Mishell Baker is a 2009 Graduate of the Clarion Science Fiction & Fantasy Workshop and now oversees Clarion's official blog at clarionfoundation.wordpress.com. She made her fiction debut in Beneath Ceaseless Skies #47, and her next two stories will appear in Redstone Science Fiction and Electric Velocipede. Her Twitter feed is under @mishellbaker.

When I shook Femi's hand in the office break room on my first day, everything faded: the snot-colored linoleum, the nauseous fluorescent lighting, the wheezy hum of the refrigerator. Instead of "Nice to meet you," I heard myself say, "You are a fragment of heaven."
I pulled my hand back, feeling like a complete moron, but her tranquil expression didn't waver.
"I'm sorry!" I said. "What I meant to say was... love me." What the hell? My face flamed so hot I could almost feel steam escaping from my tear ducts.
She laughed, a sound like doves taking flight; no, like bells tumbling haphazardly onto satin sheets; no, like the sound sunlight would make if it made a sound while shining on a sleeping kitten.
"It's all right," Femi said. "You're new; I guess no one told you about the curse. Take one of these. It'll fade in a few minutes."
"What curse?" I asked her, dry-swallowing the pill she handed me. I thought I could taste the salt of her palm on it, and I shuddered. Suddenly thirsty, I stared at the hollow of her throat: a little cup of caramel cappuccino I desperately needed to sip.
"I tried an ancient Egyptian love spell and cursed myself instead. That stuff really isn't for amateurs."
"What happened?"
"Now everyone who meets me is immediately infatuated, and I do mean everyone. Eighty-year-old women. Three-year-old boys. Gay celebrities. And then it wears off and they never talk to me again."
No, I wanted to tell her. This is real. After thirty-five wretched years I've finally found you, and I will love you until the day I die. But all I could do was stare, hypnotized, at the way her lips shaped the word "celebrities."
"What's your name?" she asked. Her voice was gentle, her compassion humbling.
I opened my mouth, but it seemed ridiculous to answer. She was being polite. She couldn't possibly want to know. "Do you like movies?" I asked.
"Sure."
Elation flooded me. "I knew it! So do I. No one understands me. Your hair smells like happiness. Please touch me. How is it that we managed to find each other? Let's go somewhere... a movie! And sit in the back. I'll die if you say no."
Her sudden melancholy was as dark and bitter as baking chocolate, and it tore something in my chest that I feared would never stop bleeding. Oh God, I had hurt her somehow. I'd ruined everything. As I exhaled, I wondered if there was any point in taking another breath.
"All right," she said, with eyes like a thousand Puccini operas. "We can go to a movie. But let's talk for a few minutes first."
"You want to talk to me? But I'm... and you... you're the reason for music. Kiss me.
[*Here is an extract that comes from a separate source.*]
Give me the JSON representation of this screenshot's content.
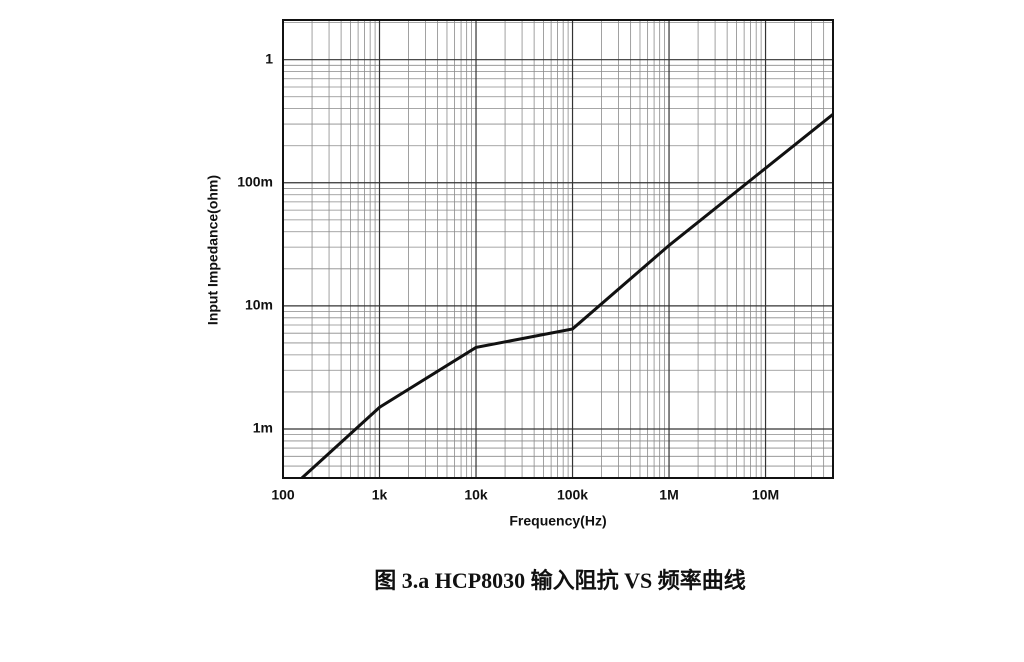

You prove Paradise." My words kept slamming into each other and getting jammed against my teeth. "What was that pill you gave me? It tasted like tragedy."
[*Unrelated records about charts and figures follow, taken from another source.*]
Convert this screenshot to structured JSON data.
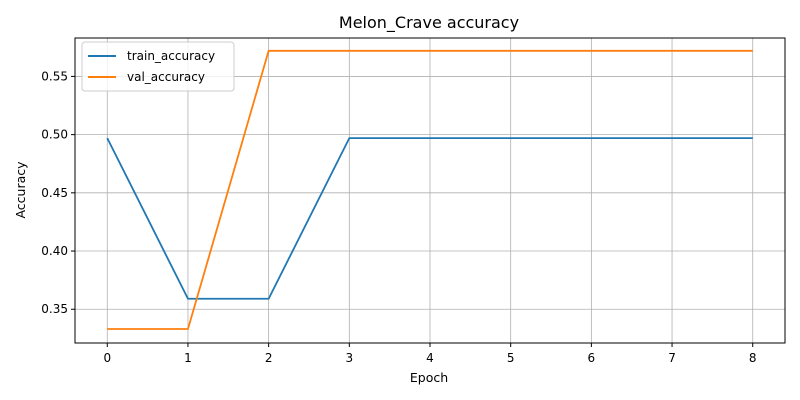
{
  "chart_data": {
    "type": "line",
    "title": "Melon_Crave accuracy",
    "xlabel": "Epoch",
    "ylabel": "Accuracy",
    "x": [
      0,
      1,
      2,
      3,
      4,
      5,
      6,
      7,
      8
    ],
    "xticks": [
      "0",
      "1",
      "2",
      "3",
      "4",
      "5",
      "6",
      "7",
      "8"
    ],
    "yticks": [
      "0.35",
      "0.40",
      "0.45",
      "0.50",
      "0.55"
    ],
    "ytick_values": [
      0.35,
      0.4,
      0.45,
      0.5,
      0.55
    ],
    "xlim": [
      -0.4,
      8.4
    ],
    "ylim": [
      0.321,
      0.583
    ],
    "grid": true,
    "legend_position": "top-left",
    "series": [
      {
        "name": "train_accuracy",
        "color": "#1f77b4",
        "values": [
          0.497,
          0.359,
          0.359,
          0.497,
          0.497,
          0.497,
          0.497,
          0.497,
          0.497
        ]
      },
      {
        "name": "val_accuracy",
        "color": "#ff7f0e",
        "values": [
          0.333,
          0.333,
          0.572,
          0.572,
          0.572,
          0.572,
          0.572,
          0.572,
          0.572
        ]
      }
    ]
  }
}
"Just an aspirin. No idea why it works, tried it at random once. I suppose magic can't stand up to science, or something."
"That's so true. I need to write that down. Do you have a pen? God, I don't even have a pen. I'm such an idiot." I started to sob. She quickly handed me a pen, and I pressed it fervently to my lips. It was warm from her touch--how could it not be?
She made a little choking sound, almost a laugh, but her eyes were wet.
I had no paper, so I wrote her words on my hand. MAGIC CAN'T STAND UP TO SCIENCE OR SOMETHING. My handwriting was terrible, I realized. I looked up at her in mute apology.
And then I guess the aspirin kicked in.
She seemed to recognize the return to sanity in my eyes. I finally saw her, an unremarkable woman in her forties with home-dyed hair and a gray Ann Taylor suit. My adoration rebounded like a hangover, and my loathing was endless. The part in her hair was so crooked I could taste bile.
I should have said something, anything, to fill the awkward silence, but I was too disgusted with the both of us.
"That will fade in a while, too," she said quietly, and turned away to rinse out her empty coffee cup.